Western Australia has recorded the biggest drop in newspaper job advertisements for October, in line with the national decline as firms shied away from hiring staff in a slowing economy, a survey says.

Job ads in major newspapers and on the internet fell by 5.9 per cent to a weekly average of 231,135 ads per week, the latest ANZ survey has found.

This follows a fall of 1.4 per cent in September.

Total job advertisements were 9.8 per cent lower than 12 months ago.

WA posted a 14.8 per cent drop in job ads, the biggest fall out of all the states, followed by Queensland, down 14.1 per cent and the ACT 12.8 per cent lower.

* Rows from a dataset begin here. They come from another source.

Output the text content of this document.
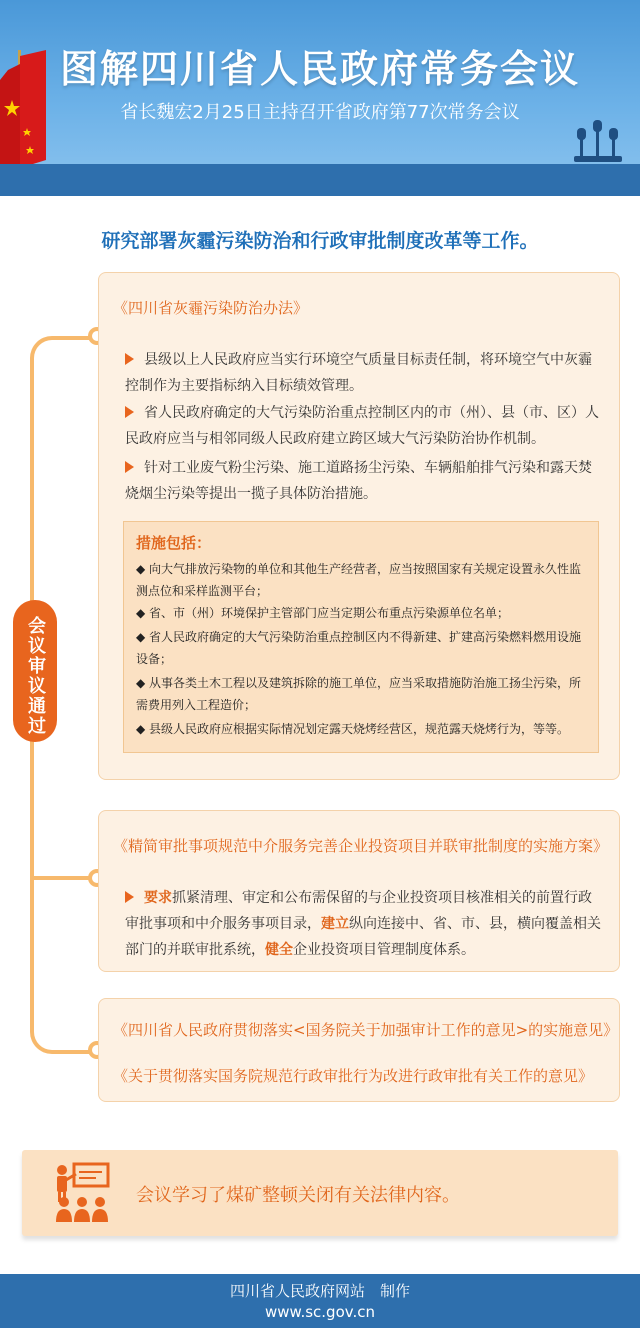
图解四川省人民政府常务会议
省长魏宏2月25日主持召开省政府第77次常务会议
研究部署灰霾污染防治和行政审批制度改革等工作。
会议审议通过
《四川省灰霾污染防治办法》
县级以上人民政府应当实行环境空气质量目标责任制，将环境空气中灰霾控制作为主要指标纳入目标绩效管理。
省人民政府确定的大气污染防治重点控制区内的市（州）、县（市、区）人民政府应当与相邻同级人民政府建立跨区域大气污染防治协作机制。
针对工业废气粉尘污染、施工道路扬尘污染、车辆船舶排气污染和露天焚烧烟尘污染等提出一揽子具体防治措施。
措施包括：
◆ 向大气排放污染物的单位和其他生产经营者，应当按照国家有关规定设置永久性监测点位和采样监测平台；
◆ 省、市（州）环境保护主管部门应当定期公布重点污染源单位名单；
◆ 省人民政府确定的大气污染防治重点控制区内不得新建、扩建高污染燃料燃用设施设备；
◆ 从事各类土木工程以及建筑拆除的施工单位，应当采取措施防治施工扬尘污染，所需费用列入工程造价；
◆ 县级人民政府应根据实际情况划定露天烧烤经营区，规范露天烧烤行为，等等。
《精简审批事项规范中介服务完善企业投资项目并联审批制度的实施方案》
要求抓紧清理、审定和公布需保留的与企业投资项目核准相关的前置行政审批事项和中介服务事项目录，建立纵向连接中、省、市、县，横向覆盖相关部门的并联审批系统，健全企业投资项目管理制度体系。
《四川省人民政府贯彻落实<国务院关于加强审计工作的意见>的实施意见》
《关于贯彻落实国务院规范行政审批行为改进行政审批有关工作的意见》
会议学习了煤矿整顿关闭有关法律内容。
四川省人民政府网站　制作
www.sc.gov.cn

ANZ head of Australian Economics Warren Hogan said October's result offered more proof the global financial crisis had had an impact on the Australian economy.

Mr Hogan said the real weakness had been in newspaper advertising, with annual growth at its weakest since 2001.

"The economy avoided recession then but the unemployment rate rose by a percentage point (from six per cent to seven per cent)," he said.

"The only weaker outcomes for newspaper job advertisements over the past 30 years were in 1991 and 1982 when the economy experienced recession."

Newspaper ads fell by 12.2 per cent in October, to an average of 13,350 a week, and were down 34.7 per cent from a year ago.

Internet ads fell 5.5 per cent in October to an average 217,785 a week, down from the recent peak of 255,456 in April this year.

Mr Hogan expected the Reserve Bank of Australia (RBA) to cut its cash rate by 50 basis points tomorrow, to 5.50 per cent, to stimulate the economy.

"Importantly, the Australian economy is not in recession, unlike many industrialised economies around the world, and the unemployment rate remains just above 30 year lows," he said.

"The RBA can afford to ease monetary policy gradually over the months ahead.

"If economic conditions deteriorate further, the RBA has plenty of scope to continue reducing interest rates in 2009."

Mr Hogan said the job ads survey would provide a reliable outlook for the health of the local economy.

"This will be an important indicator of the extent of the looming downturn in the Australian economy and the likely trajectory for unemployment over the next few weeks," he said.